BMS student takes Mithibai college to court over withheld exam results
The Bombay High Court recently quashed the petition filed by a Mumbai student whose exam results were withheld by the college after failing to meet the minimum attendance criteria.
The Bachelor of Management Studies (BMS) student had first moved Bombay High Court in March after her college, Mithibai college in Vile Parle, had barred her from giving the exams. The student, Kumari Kamakshi Roy, did not have 75 percent attendance in lectures, which is mandated by Mumbai University.
At the time, she was allowed to appear for the exam based on an interim HC order. However, after the results were declared, the college denied giving her result. Following which, she approached the court again.
While refusing to interfere in the college’s decision, a division bench of Justice S.C. Dharamadhikari and Justice Shalini Phansalkar-Joshi said, “In the circumstances, we do not find any merit in the petition. It is dismissed. We attach no significance nor confer any right on the student for appearance in the examination of March 2016. If the petitioner needs to repeat the semester, she will have to do it.”
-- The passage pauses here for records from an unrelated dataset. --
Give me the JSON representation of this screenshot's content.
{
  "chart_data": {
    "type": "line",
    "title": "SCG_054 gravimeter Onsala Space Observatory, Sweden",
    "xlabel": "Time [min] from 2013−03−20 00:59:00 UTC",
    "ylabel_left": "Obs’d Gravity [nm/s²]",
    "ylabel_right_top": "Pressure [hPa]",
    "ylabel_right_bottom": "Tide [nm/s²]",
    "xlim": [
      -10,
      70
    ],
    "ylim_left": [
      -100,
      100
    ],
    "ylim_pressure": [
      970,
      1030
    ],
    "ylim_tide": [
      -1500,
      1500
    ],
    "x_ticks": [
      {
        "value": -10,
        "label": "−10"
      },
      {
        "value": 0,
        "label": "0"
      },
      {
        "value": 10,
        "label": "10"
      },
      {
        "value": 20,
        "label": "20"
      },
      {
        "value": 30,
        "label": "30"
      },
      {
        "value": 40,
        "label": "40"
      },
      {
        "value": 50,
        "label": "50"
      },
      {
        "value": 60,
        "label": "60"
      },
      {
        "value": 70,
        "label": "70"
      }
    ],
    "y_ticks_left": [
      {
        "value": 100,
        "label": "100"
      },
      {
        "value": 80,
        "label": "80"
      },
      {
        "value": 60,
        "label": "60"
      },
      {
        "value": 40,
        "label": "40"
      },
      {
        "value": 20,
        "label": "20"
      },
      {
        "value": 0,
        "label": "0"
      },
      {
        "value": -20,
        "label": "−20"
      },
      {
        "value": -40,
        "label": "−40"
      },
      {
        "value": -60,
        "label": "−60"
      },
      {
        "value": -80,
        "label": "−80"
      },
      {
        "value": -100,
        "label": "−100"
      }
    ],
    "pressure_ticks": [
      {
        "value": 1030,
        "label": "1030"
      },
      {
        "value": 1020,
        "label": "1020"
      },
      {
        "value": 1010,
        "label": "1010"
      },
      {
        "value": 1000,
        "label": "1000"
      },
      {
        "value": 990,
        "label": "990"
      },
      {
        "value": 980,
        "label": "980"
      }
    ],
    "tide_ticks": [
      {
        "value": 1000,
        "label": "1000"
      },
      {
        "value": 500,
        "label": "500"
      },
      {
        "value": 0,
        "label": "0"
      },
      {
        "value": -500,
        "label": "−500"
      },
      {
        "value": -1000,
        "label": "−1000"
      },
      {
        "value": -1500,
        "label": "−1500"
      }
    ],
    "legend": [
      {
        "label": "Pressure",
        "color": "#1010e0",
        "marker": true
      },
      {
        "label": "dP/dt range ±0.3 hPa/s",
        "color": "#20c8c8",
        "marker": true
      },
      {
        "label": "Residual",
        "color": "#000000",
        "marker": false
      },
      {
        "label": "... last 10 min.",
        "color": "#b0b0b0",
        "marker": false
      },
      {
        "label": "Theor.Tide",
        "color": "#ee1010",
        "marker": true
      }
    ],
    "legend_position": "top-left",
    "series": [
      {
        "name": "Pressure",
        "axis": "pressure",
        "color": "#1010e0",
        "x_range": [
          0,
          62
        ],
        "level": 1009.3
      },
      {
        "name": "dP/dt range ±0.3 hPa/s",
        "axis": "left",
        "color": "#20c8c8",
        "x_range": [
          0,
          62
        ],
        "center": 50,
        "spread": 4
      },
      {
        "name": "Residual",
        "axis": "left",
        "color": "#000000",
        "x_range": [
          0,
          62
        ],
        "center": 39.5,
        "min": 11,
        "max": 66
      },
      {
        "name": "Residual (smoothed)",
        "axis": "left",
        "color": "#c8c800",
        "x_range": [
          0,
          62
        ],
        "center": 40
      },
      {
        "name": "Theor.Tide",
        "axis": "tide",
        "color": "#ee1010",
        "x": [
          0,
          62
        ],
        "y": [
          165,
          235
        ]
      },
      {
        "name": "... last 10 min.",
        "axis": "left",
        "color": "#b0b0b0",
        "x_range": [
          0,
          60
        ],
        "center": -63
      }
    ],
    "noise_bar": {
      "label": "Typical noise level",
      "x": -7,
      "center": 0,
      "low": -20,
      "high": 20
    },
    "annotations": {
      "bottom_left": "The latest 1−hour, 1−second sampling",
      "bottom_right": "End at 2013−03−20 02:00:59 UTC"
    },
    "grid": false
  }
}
In her petition, Roy had contended that she couldn’t attend college due to her personal commitments. She alleged that her grandmother was unwell and parents were travelling to and from Mumbai, requiring her to tend to her ailing grandmother.
The court heard her petition and allowed her to attend the examination on the condition that the ad-interim order is subject to further direction and final orders.
After her exams, the college denied releasing her result on the grounds of her poor attendance. The college also submitted an affidavit informing the court the the student only had 35 per cent attendance in the second semester.
The court accepted the college’s argument and noted, “If the student is allowed to sit for the exam, then that was because the college was lenient and not because it is a rule.”